Kern etrafına bakmaya devam etti. Meslek hayatı boyunca, bir sürü şey görmüş olmasına rağmen, bu odada gördükleri dikkate değerdi. Suçlunun, cinayetten sonra odayı temizlemek ve düzenlemek için gösterdiği çaba adeta korkutucuydu.
Kern,” Bunun bir ritüel cinayeti olduğunu mu düşünüyorsun?” diye sordu.
“Onu da düşündük. Ama uzmanlar buna yönelik bir ize rastlamadılar.”
“Ama olmadığını da söylemiyorlar değil mi?”
“Eğer bunu yapmasının dini bir nedeni olsaydı, bunu bize göstermek isterdi, diyorlar. Ancak böyle bir şey yapmadı.”
“Ne istiyor peki? Esas amacı kurbanı öldürmek değilmiş gibi görünüyor. Bunu istese, çok daha kolay bir şekilde becerebilirdi. Yani, bir insanın burayı temizlemesi ne kadar zamanını alır?” “Arkadaşlarımız bunun dört ile altı saat arasında sürmüş olabileceğini söylüyorlar. Eğer yalnızsa.”
Kern, “O yalnızdı,” dedi.
Meisner, “Nasıl bu kadar eminsin?” diye sordu.

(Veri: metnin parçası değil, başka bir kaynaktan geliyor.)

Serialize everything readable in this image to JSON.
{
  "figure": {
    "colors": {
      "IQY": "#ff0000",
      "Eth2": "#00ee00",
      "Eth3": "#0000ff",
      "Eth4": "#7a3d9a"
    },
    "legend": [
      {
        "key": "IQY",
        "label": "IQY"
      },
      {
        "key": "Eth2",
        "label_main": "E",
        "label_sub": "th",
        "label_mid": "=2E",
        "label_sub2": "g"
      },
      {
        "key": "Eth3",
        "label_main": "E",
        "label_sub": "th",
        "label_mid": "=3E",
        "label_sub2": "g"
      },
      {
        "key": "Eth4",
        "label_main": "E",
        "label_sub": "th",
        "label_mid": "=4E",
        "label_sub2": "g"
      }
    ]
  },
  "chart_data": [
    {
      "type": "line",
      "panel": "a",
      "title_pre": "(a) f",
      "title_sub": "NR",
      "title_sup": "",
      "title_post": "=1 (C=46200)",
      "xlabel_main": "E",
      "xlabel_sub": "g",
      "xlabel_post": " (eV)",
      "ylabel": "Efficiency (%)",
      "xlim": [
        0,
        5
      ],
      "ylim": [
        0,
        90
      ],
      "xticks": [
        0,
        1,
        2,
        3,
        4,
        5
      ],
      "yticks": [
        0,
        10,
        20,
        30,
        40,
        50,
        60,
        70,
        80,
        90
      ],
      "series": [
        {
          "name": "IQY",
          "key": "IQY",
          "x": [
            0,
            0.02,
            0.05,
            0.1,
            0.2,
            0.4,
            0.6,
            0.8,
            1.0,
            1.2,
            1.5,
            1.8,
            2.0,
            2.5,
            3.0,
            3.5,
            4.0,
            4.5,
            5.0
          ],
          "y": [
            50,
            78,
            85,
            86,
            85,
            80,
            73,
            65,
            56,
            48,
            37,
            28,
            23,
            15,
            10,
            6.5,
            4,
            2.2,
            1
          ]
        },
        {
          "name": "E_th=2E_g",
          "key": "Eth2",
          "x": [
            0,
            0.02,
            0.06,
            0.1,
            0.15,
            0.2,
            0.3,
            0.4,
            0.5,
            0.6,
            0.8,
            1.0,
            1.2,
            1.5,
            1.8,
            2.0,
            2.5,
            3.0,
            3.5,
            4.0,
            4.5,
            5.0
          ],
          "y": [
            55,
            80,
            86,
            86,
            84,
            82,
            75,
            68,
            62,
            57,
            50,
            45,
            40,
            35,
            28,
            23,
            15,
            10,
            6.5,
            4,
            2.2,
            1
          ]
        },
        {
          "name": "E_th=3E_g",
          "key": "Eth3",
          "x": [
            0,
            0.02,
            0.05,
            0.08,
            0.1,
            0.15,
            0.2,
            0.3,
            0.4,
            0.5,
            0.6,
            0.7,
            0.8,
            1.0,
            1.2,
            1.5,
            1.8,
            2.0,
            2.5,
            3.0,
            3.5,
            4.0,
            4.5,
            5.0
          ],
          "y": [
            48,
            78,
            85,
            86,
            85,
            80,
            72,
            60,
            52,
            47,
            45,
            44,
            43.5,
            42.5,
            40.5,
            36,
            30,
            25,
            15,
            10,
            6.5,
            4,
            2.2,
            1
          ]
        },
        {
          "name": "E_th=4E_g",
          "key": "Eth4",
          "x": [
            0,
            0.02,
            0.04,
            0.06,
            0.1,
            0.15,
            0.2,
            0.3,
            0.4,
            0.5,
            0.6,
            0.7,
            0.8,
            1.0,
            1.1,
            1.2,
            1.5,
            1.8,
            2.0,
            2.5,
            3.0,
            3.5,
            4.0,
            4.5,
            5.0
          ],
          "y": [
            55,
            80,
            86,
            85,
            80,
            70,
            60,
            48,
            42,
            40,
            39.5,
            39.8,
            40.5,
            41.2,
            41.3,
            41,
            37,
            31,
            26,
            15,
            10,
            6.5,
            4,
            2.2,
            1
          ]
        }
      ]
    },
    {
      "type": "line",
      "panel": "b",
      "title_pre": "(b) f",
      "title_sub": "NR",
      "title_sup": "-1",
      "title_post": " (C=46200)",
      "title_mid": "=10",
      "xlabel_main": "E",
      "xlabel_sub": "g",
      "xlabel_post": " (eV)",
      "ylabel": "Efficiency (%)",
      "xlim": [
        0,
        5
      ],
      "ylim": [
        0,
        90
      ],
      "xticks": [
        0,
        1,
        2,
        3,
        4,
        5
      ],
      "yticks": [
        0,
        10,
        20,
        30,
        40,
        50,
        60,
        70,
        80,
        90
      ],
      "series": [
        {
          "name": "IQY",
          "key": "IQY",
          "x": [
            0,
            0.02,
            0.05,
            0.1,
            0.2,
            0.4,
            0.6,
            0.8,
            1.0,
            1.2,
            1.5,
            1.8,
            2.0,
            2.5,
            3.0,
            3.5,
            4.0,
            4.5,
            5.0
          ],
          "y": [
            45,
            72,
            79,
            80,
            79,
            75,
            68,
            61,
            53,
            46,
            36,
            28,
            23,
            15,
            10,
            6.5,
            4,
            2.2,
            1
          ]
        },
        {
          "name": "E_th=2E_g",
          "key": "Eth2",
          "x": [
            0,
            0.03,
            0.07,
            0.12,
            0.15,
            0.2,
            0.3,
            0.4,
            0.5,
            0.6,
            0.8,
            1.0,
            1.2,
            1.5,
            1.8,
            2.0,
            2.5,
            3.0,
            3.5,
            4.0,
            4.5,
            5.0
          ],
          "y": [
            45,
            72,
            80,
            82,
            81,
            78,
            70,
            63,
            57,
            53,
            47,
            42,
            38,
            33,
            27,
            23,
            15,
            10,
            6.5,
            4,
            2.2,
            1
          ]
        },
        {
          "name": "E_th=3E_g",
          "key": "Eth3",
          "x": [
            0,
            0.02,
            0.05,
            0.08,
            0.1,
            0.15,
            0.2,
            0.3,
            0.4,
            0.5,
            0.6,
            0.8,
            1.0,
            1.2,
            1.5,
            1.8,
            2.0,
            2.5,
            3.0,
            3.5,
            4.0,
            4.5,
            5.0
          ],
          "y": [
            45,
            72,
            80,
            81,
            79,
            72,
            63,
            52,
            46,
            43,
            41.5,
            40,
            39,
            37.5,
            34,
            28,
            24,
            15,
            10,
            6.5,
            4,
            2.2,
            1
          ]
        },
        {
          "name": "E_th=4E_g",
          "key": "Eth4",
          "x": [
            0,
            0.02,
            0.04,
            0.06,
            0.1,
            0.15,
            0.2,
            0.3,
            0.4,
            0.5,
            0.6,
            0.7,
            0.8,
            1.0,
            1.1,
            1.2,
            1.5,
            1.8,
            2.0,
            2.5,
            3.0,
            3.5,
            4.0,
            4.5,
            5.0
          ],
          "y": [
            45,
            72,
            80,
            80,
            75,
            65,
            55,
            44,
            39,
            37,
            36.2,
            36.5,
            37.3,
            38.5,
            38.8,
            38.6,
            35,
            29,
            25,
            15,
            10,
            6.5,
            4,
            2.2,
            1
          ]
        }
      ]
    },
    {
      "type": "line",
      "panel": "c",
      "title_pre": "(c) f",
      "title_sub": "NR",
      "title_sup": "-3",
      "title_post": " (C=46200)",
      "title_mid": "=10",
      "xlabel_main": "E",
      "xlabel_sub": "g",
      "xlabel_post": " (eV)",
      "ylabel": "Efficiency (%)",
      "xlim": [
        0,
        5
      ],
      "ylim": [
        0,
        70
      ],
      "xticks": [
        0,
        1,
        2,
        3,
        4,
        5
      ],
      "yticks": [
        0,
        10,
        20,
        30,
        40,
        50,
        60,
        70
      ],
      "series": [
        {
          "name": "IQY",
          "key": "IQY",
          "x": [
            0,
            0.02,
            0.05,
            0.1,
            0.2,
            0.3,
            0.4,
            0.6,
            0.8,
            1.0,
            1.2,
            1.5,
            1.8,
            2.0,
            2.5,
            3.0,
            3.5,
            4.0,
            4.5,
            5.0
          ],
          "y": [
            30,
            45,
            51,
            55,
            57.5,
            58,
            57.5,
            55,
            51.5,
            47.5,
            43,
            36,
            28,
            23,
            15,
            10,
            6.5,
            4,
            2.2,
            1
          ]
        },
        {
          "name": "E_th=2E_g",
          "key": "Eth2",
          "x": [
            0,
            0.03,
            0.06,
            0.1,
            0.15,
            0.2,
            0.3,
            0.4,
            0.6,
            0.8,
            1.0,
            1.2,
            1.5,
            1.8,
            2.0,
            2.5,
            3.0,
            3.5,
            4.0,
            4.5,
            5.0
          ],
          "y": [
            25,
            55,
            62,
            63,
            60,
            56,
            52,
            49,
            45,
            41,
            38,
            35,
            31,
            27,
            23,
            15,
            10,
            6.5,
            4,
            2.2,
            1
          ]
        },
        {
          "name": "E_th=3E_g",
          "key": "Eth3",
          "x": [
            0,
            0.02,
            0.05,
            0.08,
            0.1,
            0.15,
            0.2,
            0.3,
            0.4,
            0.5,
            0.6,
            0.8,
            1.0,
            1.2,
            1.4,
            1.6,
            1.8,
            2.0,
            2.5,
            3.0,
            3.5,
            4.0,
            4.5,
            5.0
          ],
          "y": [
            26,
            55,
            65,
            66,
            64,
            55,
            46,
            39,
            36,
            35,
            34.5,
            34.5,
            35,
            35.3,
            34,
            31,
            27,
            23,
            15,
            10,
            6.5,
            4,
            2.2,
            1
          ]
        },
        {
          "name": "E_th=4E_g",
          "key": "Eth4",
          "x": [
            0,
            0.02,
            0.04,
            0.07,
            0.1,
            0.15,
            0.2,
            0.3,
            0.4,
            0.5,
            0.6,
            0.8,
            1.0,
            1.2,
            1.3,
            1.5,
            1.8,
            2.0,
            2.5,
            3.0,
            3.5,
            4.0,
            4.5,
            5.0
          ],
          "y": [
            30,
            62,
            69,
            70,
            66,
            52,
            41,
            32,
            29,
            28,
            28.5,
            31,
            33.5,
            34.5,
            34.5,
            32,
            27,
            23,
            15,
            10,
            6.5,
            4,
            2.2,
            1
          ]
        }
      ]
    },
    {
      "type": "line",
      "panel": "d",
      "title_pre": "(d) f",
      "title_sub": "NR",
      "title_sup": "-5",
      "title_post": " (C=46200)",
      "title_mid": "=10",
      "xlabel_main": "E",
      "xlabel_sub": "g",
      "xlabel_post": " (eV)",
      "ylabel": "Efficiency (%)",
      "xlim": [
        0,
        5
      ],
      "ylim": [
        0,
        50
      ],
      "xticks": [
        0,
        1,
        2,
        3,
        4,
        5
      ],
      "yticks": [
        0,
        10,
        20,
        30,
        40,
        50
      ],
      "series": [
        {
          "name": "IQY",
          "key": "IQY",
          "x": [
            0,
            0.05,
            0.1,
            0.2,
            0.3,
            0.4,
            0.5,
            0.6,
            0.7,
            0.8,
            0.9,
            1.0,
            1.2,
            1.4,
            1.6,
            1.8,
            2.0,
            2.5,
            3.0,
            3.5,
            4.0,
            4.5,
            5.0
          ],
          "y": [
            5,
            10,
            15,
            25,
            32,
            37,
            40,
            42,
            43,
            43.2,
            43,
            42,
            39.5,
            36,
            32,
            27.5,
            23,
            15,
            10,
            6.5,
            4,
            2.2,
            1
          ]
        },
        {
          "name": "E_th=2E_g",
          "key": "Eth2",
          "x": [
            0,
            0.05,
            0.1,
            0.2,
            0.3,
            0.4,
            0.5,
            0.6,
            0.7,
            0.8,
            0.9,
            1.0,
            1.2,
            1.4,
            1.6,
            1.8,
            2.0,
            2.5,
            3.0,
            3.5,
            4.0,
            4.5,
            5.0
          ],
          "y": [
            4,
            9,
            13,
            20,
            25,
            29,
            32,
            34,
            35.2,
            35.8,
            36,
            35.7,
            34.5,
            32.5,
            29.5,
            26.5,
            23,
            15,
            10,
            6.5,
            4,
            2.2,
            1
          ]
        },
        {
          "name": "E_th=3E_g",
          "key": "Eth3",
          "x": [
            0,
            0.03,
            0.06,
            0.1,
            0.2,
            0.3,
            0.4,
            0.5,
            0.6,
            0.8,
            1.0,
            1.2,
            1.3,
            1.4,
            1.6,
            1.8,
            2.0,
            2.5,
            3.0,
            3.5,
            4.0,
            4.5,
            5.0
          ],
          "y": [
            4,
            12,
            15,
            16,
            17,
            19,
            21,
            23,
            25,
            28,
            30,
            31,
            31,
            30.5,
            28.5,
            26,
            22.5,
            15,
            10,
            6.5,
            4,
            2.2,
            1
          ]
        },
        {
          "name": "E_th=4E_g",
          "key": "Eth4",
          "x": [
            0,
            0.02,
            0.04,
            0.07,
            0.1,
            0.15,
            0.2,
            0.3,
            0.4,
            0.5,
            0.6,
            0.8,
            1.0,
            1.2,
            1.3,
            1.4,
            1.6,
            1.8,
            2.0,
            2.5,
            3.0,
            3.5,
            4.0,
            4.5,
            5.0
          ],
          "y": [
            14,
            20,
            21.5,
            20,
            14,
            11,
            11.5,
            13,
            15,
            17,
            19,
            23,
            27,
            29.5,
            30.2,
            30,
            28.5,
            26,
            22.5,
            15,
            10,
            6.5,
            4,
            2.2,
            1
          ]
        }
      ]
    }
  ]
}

“Bu herif kesinlikle yanlış bir şey yapmak istemiyor ve birinin bu olayı bilmesi çok yanlış olurdu.”
Meisner, “Eğer katiller hiç yanlış yapmasalardı, biz ne halde olurduk?” diye sordu.
“Bu herif hata yapmıyor.”
“Bunu nereden çıkardın?”
“Yoksa beni buraya çağırmazdın.”
İkisi de gülümsediler. Kern ve Meisner birbirlerini uzun yıllardan beri tanıyorlardı. Kern, Brandenburg’a atanıncaya kadar sık sık birlikte çalışmışlardı. Meisner, Kern’den yaşça büyüktü. Bu nedenle Kern onu babası gibi görürdü.
Kern, “Adam çok kuvvetli,” diye tespitte bulundu. “Kloroformu kadının suratına uzun bir süre bastırmak zorundaydı. Ben olsam kendimi savunurdum. Bir de cesedi kaldırıp masanın üzerine koymuş. Ona bir lakap taktınız mı?”
“Gençler ona Temizlik Şeytanı diyorlar.”
“Fena değil.”
Kern etrafı inceledikçe, suçlunun geride bıraktığı temizliğin büyüklüğünün daha bir farkına vardı.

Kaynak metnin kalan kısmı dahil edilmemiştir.